DailyHunt is Verse's flagship News App with over 300 Million Daily Active Users (DAU) and its complete infrastructure was running on-premised over a multi hypervisor environment composed of baremetal, VMWare & Nutanix. The data pipeline consisted of Hadoop, Kafka, Storm, HBase, KStream & Redis that struggled to scale with growing data volumes. Seeking enhanced scalability, flexibility, and cost-efficiency, the client approached Quark Media with the problem statement.
The on-premises data pipeline faced several challenges
Frequent downtimes of the data pipeline, which was impacting business.
Limited scalability, hindering the processing of increasing data loads.
High maintenance costs associated with hardware upgrades and maintenance.
Lack of flexibility in adapting to evolving technology and business needs.
The client aimed to achieve the following objectives with the migration
Seamless transition from on-premises to cloud infrastructure.
Improved scalability to handle growing data volumes.
Better uptimes & stability of the data pipeline platform.
Enhanced flexibility and agility to adapt to changing business requirements.
After careful evaluation on performance, efficiency, scale and cost, we recommended the migration to Google cloud platform (GCP) for its robust infrastructure, comprehensive set of cloud services, reliable data store, BigData and competitive cost.
We recommended tools like StratoZone to do current infrastructure assessment, which can automatically discover existing infrastructure from any environment, analyze the cost-benefits of public cloud, and plan the migration.
Utilizing GCP migration tools like DMS, Storage Transfer Service (STS), RIOT for the Redis data migration, MirrorMaker for Kafka data replication we devised a phased approach for migrating databases and data repositories to the cloud, ensuring minimal downtime.
Leveraging infrastructure as code principles, we used tools like Terraform/Ansible to define and provision cloud infrastructure, enabling efficient replication of on-premises setups in the cloud.
We containerized existing applications using Docker and orchestrated them with Google Kubernetes Engine (GKE), ensuring consistency across on-premises and cloud environments.
Introduced continuous integration and continuous deployment (CI/CD) practices to automate testing and deployment processes, ensuring reliability and speed.
A comprehensive analysis of existing infrastructure, data dependencies, and application requirements was conducted to formulate a detailed migration plan.
Using GCP DMS, data was migrated with minimal downtime, and data integrity was rigorously maintained throughout the process.
Applications were optimized for cloud architecture, taking advantage of cloud-native services and ensuring efficient resource utilization.
Rigorous testing, including performance testing and data validation, was conducted at each migration phase to identify and rectify issues promptly.

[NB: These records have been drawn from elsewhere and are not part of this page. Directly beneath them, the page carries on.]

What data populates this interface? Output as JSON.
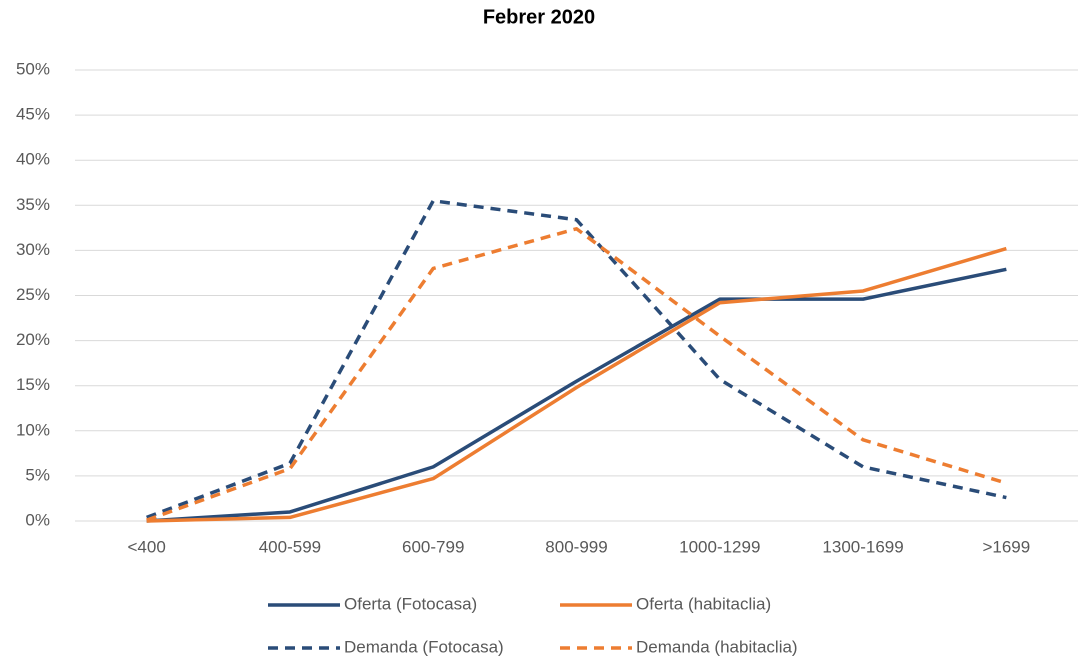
{
  "chart_data": {
    "type": "line",
    "title": "Febrer 2020",
    "categories": [
      "<400",
      "400-599",
      "600-799",
      "800-999",
      "1000-1299",
      "1300-1699",
      ">1699"
    ],
    "series": [
      {
        "name": "Oferta (Fotocasa)",
        "color": "#2a4c78",
        "dashed": false,
        "values": [
          0,
          1,
          6,
          15.5,
          24.6,
          24.6,
          27.9
        ]
      },
      {
        "name": "Oferta (habitaclia)",
        "color": "#ed7d31",
        "dashed": false,
        "values": [
          0,
          0.4,
          4.7,
          14.8,
          24.2,
          25.5,
          30.2
        ]
      },
      {
        "name": "Demanda (Fotocasa)",
        "color": "#2a4c78",
        "dashed": true,
        "values": [
          0.4,
          6.4,
          35.5,
          33.4,
          15.7,
          6,
          2.6
        ]
      },
      {
        "name": "Demanda (habitaclia)",
        "color": "#ed7d31",
        "dashed": true,
        "values": [
          0.1,
          5.8,
          28,
          32.4,
          20.5,
          9,
          4.2
        ]
      }
    ],
    "ylim": [
      0,
      50
    ],
    "yticks": [
      {
        "value": 0,
        "label": "0%"
      },
      {
        "value": 5,
        "label": "5%"
      },
      {
        "value": 10,
        "label": "10%"
      },
      {
        "value": 15,
        "label": "15%"
      },
      {
        "value": 20,
        "label": "20%"
      },
      {
        "value": 25,
        "label": "25%"
      },
      {
        "value": 30,
        "label": "30%"
      },
      {
        "value": 35,
        "label": "35%"
      },
      {
        "value": 40,
        "label": "40%"
      },
      {
        "value": 45,
        "label": "45%"
      },
      {
        "value": 50,
        "label": "50%"
      }
    ],
    "grid": true
  }
}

The migration delivered significant positive outcomes
The cloud-based data pipeline effortlessly scales to handle increased data loads, ensuring business continuity. Happy analyst as data can be queried and visualized anytime is alway available.
The client now enjoys increased flexibility, easily adapting the data pipeline to evolving business needs.
More traffic can be served with the reduced infra and better performance.
The migration led to optimized resource utilization, resulting in substantial cost savings compared to the on-premises infrastructure.